Bezlotoxumab denied for missing prior authorization by Aetna?
If the original prescription wasn't run through prior auth, the path is to submit a PA now with a medical-necessity letter — many plans then back-date approval to the date of service.
US health-plan appeal rights
Cite: Most US health plans have appeal rights under either the ACA, ERISA, or Medicare/Medicaid rules
Most US health plans are required by federal law to give you both an internal appeal (where the insurer reconsiders) and an external review (where an independent reviewer decides). The exact timelines and processes depend on what kind of plan you have — marketplace / employer group, self-funded, Medicare Advantage, or Medicaid MCO — but in every case there's a window after the denial during which you have the right to fight it.
What Aetna typically requires
Aetna's specific coverage criteria for bezlotoxumab are defined in its own published medical/coverage policy and the FDA-approved prescribing label. A successful appeal documents that your medical records satisfy each criterion those sources list — confirmed diagnosis, any required prior treatments (with dates and outcomes), and clinical severity. If the exact criteria weren't included with your denial, request them in writing; your appeal then maps each requirement to the matching fact in your chart.
The Aetna angle on Bezlotoxumab
## Why Aetna Denied Bezlotoxumab for Prior Authorization
Aetna requires prior authorization for bezlotoxumab before the drug is administered or dispensed. A prior-auth-required denial typically means the drug was furnished without obtaining advance approval, or a retroactive authorization request was submitted and denied because the required clinical criteria were not documented at the time. Prior authorization for bezlotoxumab is common across commercial insurers because the drug is a specialty biologic used in a specific subset of patients and carries significant cost.
## Why This Denial Is Appealable
Even when prior authorization was not obtained in advance, appeals succeed when the clinical record demonstrates that authorization would have been granted had it been requested. The appeal essentially re-creates the prior-authorization decision retroactively with full documentation. If the prior authorization was requested and denied, the appeal challenges the criteria applied. Either way, the clinical foundation is the same: thorough documentation that the patient met Aetna's published coverage criteria at the time of treatment.
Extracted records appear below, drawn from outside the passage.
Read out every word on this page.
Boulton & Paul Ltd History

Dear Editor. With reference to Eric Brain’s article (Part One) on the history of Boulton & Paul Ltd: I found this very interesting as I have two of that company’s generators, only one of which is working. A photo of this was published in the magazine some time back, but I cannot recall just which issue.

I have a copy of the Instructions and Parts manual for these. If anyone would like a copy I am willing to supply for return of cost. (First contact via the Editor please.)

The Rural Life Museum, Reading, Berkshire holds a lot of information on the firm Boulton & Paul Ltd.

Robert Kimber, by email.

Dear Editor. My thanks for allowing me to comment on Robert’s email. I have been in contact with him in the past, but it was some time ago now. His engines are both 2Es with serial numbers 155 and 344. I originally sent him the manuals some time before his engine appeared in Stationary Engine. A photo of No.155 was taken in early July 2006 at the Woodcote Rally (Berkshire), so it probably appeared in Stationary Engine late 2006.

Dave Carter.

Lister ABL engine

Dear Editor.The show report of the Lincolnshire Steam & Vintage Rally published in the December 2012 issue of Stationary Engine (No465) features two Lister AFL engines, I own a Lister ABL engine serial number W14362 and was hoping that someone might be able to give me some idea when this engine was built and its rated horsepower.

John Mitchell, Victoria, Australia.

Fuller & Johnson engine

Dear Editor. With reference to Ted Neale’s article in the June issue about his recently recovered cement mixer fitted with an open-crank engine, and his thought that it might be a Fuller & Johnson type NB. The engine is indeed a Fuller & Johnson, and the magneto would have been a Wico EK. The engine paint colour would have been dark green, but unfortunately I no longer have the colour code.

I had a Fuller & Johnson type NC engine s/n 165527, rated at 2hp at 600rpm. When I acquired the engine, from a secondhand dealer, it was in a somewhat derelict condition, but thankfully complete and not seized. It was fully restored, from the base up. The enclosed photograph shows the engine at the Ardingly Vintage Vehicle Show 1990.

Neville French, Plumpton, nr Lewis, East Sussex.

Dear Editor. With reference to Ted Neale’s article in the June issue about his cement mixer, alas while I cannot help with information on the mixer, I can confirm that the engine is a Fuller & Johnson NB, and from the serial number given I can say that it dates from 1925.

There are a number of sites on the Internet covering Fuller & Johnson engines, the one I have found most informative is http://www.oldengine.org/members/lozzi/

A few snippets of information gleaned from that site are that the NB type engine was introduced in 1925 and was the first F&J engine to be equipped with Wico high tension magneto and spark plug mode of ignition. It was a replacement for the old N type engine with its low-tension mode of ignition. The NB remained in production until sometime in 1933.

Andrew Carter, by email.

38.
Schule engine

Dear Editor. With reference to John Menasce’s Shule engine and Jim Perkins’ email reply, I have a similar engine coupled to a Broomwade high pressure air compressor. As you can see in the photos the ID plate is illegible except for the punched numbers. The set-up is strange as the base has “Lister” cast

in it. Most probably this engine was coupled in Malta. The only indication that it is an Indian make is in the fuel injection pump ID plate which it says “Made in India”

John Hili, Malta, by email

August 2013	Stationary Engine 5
## Federal Appeal Framework
- Internal appeal (ERISA §503 / ACA): File within the deadline on the denial notice. Request Aetna's full prior-authorization criteria for bezlotoxumab as part of your appeal preparation.
- External review (ACA §2719): If the internal appeal is denied, an IRO can review whether the denial was consistent with generally accepted medical practice. File within approximately four months of the final internal denial.
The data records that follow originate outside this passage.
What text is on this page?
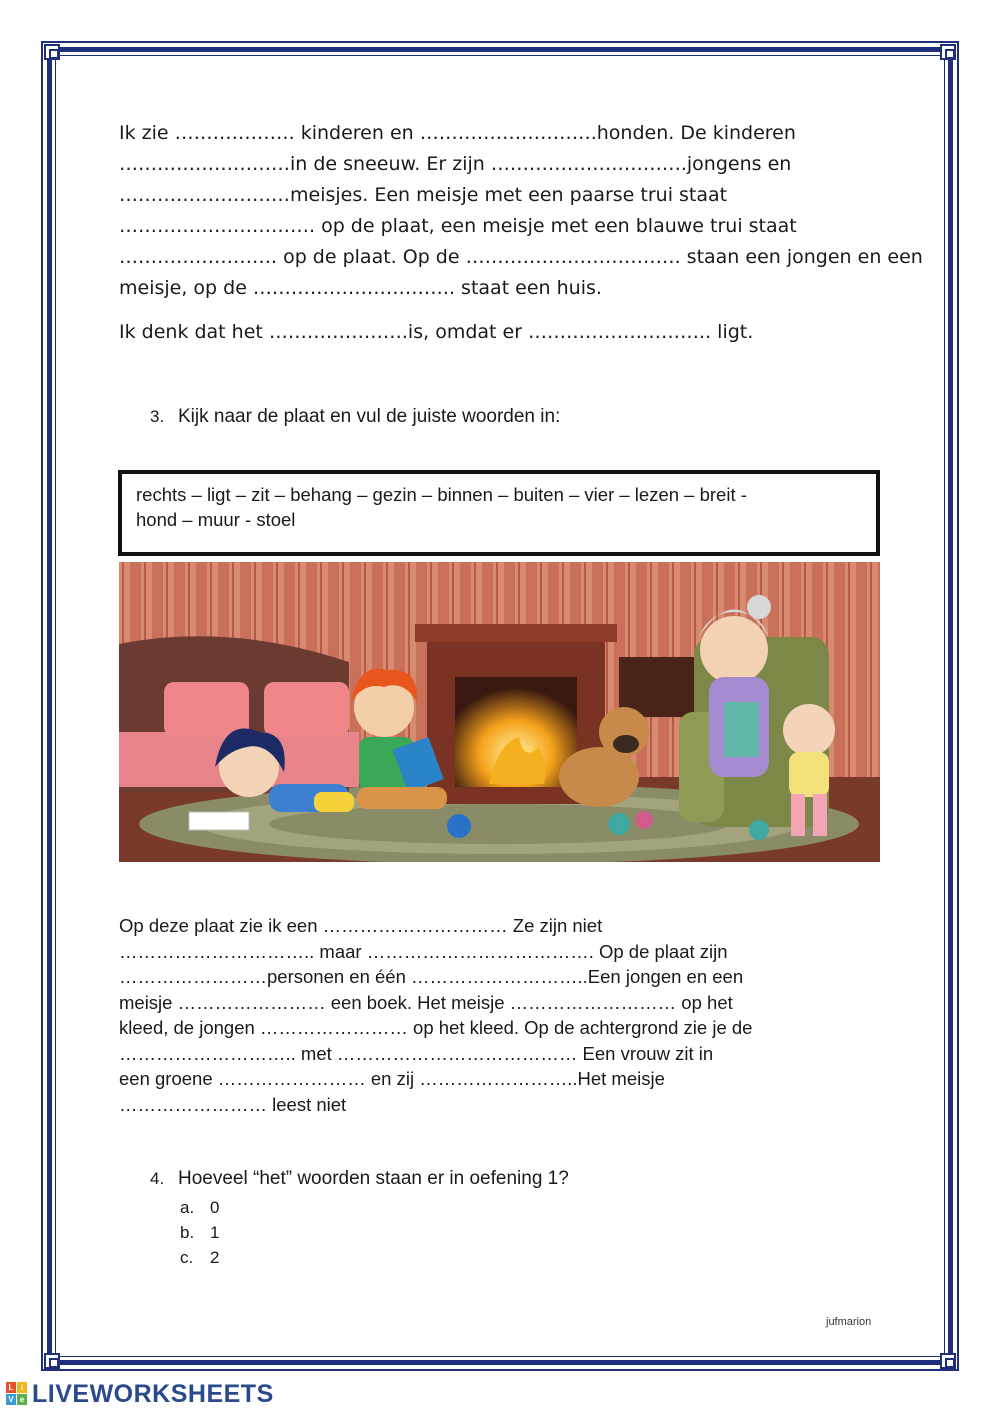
Ik zie ………………. kinderen en ……………………….honden. De kinderen
………………………in de sneeuw. Er zijn ………………………….jongens en
………………………meisjes. Een meisje met een paarse trui staat
…………………………. op de plaat, een meisje met een blauwe trui staat
……………………. op de plaat. Op de ……………………………. staan een jongen en een
meisje, op de ………………………….. staat een huis.
Ik denk dat het ………………….is, omdat er ……………………….. ligt.
3. Kijk naar de plaat en vul de juiste woorden in:
rechts – ligt – zit – behang – gezin – binnen – buiten – vier – lezen – breit -
hond – muur - stoel
Op deze plaat zie ik een ………………………… Ze zijn niet
………………………….. maar ………………………………. Op de plaat zijn
……………………personen en één ………………………..Een jongen en een
meisje …………………… een boek. Het meisje ……………………… op het
kleed, de jongen …………………… op het kleed. Op de achtergrond zie je de
……………………….. met ………………………………… Een vrouw zit in
een groene …………………… en zij ……………………..Het meisje
…………………… leest niet
4. Hoeveel “het” woorden staan er in oefening 1?
a. 0
b. 1
c. 2
jufmarion
L i
V e LIVEWORKSHEETS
- Expedited review: If the patient's clinical situation is urgent, request expedited review with prescriber certification.
## Concrete Appeal Steps
1. Request Aetna's current prior-authorization criteria document for bezlotoxumab. 2. Request the FDA-approved prescribing label (Zinplava) to verify the approved indication and population. 3. Have your prescriber complete a retrospective prior-authorization letter that addresses every criterion in Aetna's policy with specific chart references. 4. Compile the supporting clinical records (labs, prior treatment notes, risk-factor documentation). 5. Submit the internal appeal in writing within the required timeframe.
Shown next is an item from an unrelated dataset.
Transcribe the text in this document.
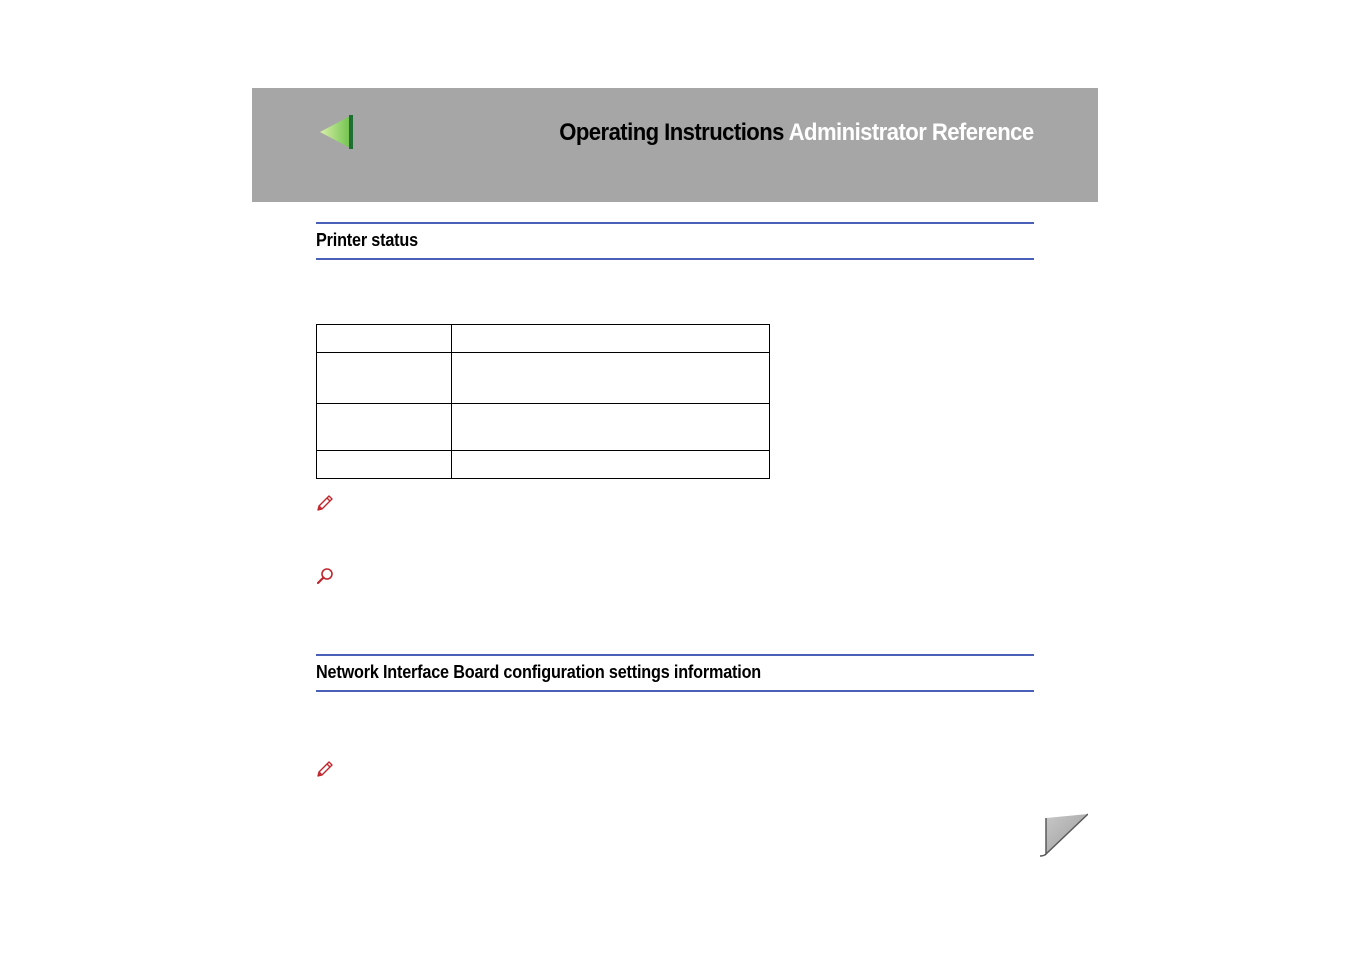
Operating Instructions Administrator Reference
Printer status

Network Interface Board configuration settings information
## Documentation to Gather
- Diagnosis confirmation: Laboratory-confirmed C. difficile infection with dates of diagnosis and treatment.
- Prior recurrence history: All documented C. difficile episodes, antibiotic courses, and outcomes with dates.
- Concurrent antibiotic documentation: Name and course of the antibiotic being used at the time of bezlotoxumab administration, per the FDA label's use context.
- Recurrence risk factors: Any clinical factors present in the chart that correspond to elevated recurrence risk as described in the FDA label's indicated population.
- Prescriber prior-auth support letter: Addressing each of Aetna's stated authorization criteria with specific chart citations, and confirming the prescription was medically necessary at the time of treatment.
## Criteria-Mapping Structure
Obtain Aetna's prior-authorization criteria for bezlotoxumab — this is typically a page or two in their clinical policy bulletin. Create a table: left column = each criterion verbatim from the policy; right column = the chart fact, lab result, or prescriber attestation that satisfies it. Note the date each fact was established in the record to demonstrate that criteria were met at the time of treatment. This retroactive mapping is the core of a successful prior-auth appeal.
Next steps
- Find the date on the denial letter — your appeal window starts there.
- Read your plan's Summary of Benefits and Coverage (SBC) for the specific deadlines.
- Request the insurer's claim file in writing — they must provide it.
- Submit your appeal in writing with new clinical evidence and a physician statement.